Roy's map of 1750 shows a village named "Bargeddy" and Forrest's map of 1801 has a hamlet name "Balgedy".  This suggests that the original name comes from 'Bal' - Gaelic for a settlement  - and possibly from the Gaelic word 'geadaibh', meaning a ploughed field!

The 1801 map shows "Balgedy" surrounded by a large number of thin strips of fields, alternatively owned by Messrs Wark and Muirhead.   These narrow fields, without hedge or tree boundaries, were the last remains of the traditional "runrig" pattern of field management. By 1817 Forrest discovered that Bargeddie House was in the hands of Mr Wark who had replaced the runrig pattern with a modern large field pattern.

In 1864 Bargeddie was chosen by the Baird Trust as the site for a new church school to service the nearby mining villages of Cuilhill and Langmuir.   It was chosen because of its central position and its location on the main road.  The original school building has now been converted into apartments.

It has been said that Bargeddie was at the cutting edge of Victorian technology - albeit briefly!  In 1864 the Lochwood Pit at Cuilhill, owned by the Bairds, saw the operation of the first chain-driven coal cutting machine in Scotland.   It was known as "The Gartsherrie"  and,  though it was plagued by unreliability, it became the prototype for mechanical coal-cutting machines right up to the 20th century. 

Bargeddie Parish Church was built in 1876.  It is isolated from Bargeddie and was built on land donated by the Misses Black, owners of Heatheryknowe.  One of them later married the first minister of the church.

Braehead United Free Church in Bargeddie was Built as a Free Church mission 1892 and adhered unanimously  to the Continuing Church, 1929, and sits on Langmuir Road at the entrance to the village.

St. Kevin’s RC Church was opened in 1950 and is situated in Mainhill Road within the village.

All the churches in Bargeddie have been very supportive of The Safety Zone and joint services are held occasionally throughout the year.

Bargeddie developed as part of a mining community in the western part of the Old Monkland Parish and other local industries followed, such as a brickworks, opened in 1900, which at one time produced 4.5 million bricks per year.

Bargeddie grew, along with neighbouring Cuihill and Drumpark, in association with the mining of coal. In the late 1940s a major housing estate was created to accommodate an influx of inhabitants from Glasgow and the surrounding areas.

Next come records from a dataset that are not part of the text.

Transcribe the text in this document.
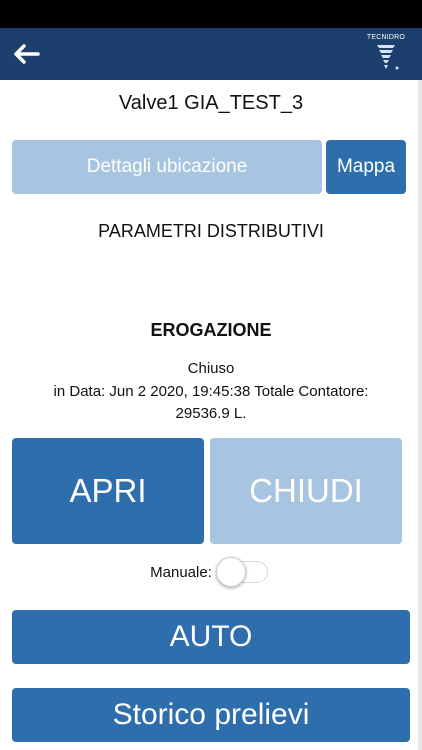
TECNIDRO
Valve1 GIA_TEST_3
Dettagli ubicazione	Mappa
PARAMETRI DISTRIBUTIVI
EROGAZIONE
Chiuso
in Data: Jun 2 2020, 19:45:38 Totale Contatore:
29536.9 L.
APRI	CHIUDI
Manuale:
AUTO
Storico prelievi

In recent years Bargeddie has begun to expand as part of the overall Glasgow area expansion with the addition of the Drumpellier Lawns housing development.

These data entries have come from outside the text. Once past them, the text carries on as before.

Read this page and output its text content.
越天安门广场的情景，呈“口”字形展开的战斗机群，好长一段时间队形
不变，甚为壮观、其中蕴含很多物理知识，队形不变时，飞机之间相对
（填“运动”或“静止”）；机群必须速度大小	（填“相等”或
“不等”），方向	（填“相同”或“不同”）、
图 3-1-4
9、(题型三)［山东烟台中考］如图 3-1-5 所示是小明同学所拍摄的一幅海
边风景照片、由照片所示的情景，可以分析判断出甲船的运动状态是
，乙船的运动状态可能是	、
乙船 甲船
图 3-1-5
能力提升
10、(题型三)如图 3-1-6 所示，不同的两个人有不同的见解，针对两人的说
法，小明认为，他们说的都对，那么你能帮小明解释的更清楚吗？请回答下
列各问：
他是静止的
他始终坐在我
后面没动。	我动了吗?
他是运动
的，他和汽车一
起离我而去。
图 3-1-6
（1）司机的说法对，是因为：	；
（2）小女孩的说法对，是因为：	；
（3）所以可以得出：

Bargeddie is now a community with a population of approximately 3,500 located on the north-east tip of Lanarkshire and adjacent to the Easterhouse housing scheme.

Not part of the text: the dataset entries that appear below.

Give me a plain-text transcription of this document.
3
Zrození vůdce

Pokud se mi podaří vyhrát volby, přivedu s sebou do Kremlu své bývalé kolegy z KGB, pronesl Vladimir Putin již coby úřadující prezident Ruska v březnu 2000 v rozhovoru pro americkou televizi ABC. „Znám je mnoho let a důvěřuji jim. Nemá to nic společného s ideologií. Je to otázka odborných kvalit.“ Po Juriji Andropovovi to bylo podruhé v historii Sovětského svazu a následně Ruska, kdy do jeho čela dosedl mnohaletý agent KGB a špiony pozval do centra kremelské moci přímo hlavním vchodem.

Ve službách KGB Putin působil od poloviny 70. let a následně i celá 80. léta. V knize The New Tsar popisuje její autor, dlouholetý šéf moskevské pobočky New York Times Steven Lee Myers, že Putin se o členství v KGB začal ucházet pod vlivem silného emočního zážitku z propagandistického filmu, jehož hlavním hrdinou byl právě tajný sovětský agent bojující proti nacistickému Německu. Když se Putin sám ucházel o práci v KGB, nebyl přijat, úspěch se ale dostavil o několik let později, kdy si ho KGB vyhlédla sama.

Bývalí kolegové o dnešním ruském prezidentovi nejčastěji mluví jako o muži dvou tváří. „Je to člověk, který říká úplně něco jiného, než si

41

The decline of local steel, brickwork and coal industries in the 70s and 80s led to some long-term unemployment, but people didn’t move away but stayed put. This caused a coherent and loyal population to develop in Bargeddie, but also caused some of the typical social problems to emerge within the village, such as family breakdown, one-parent families, alcohol and drug abuse.  This profile is not unique to Bargeddie but can be found in many communities around Glasgow and other large cities.   

Occasionally 'territorial issues' can become evident, especially with the other communities abutting Bargeddie; and, although there are good leisure facilities close by at the Showcase development and also in both Easterhouse and Coatbridge, many fear travelling to these facilities or even using public transport in the evenings, aware of difficulties which may arise if they are seen by those outside Bargeddie in a different ‘territory’.

Despite these issues, or perhaps because of them, members of the community continue to be very supportive of The Safety Zone.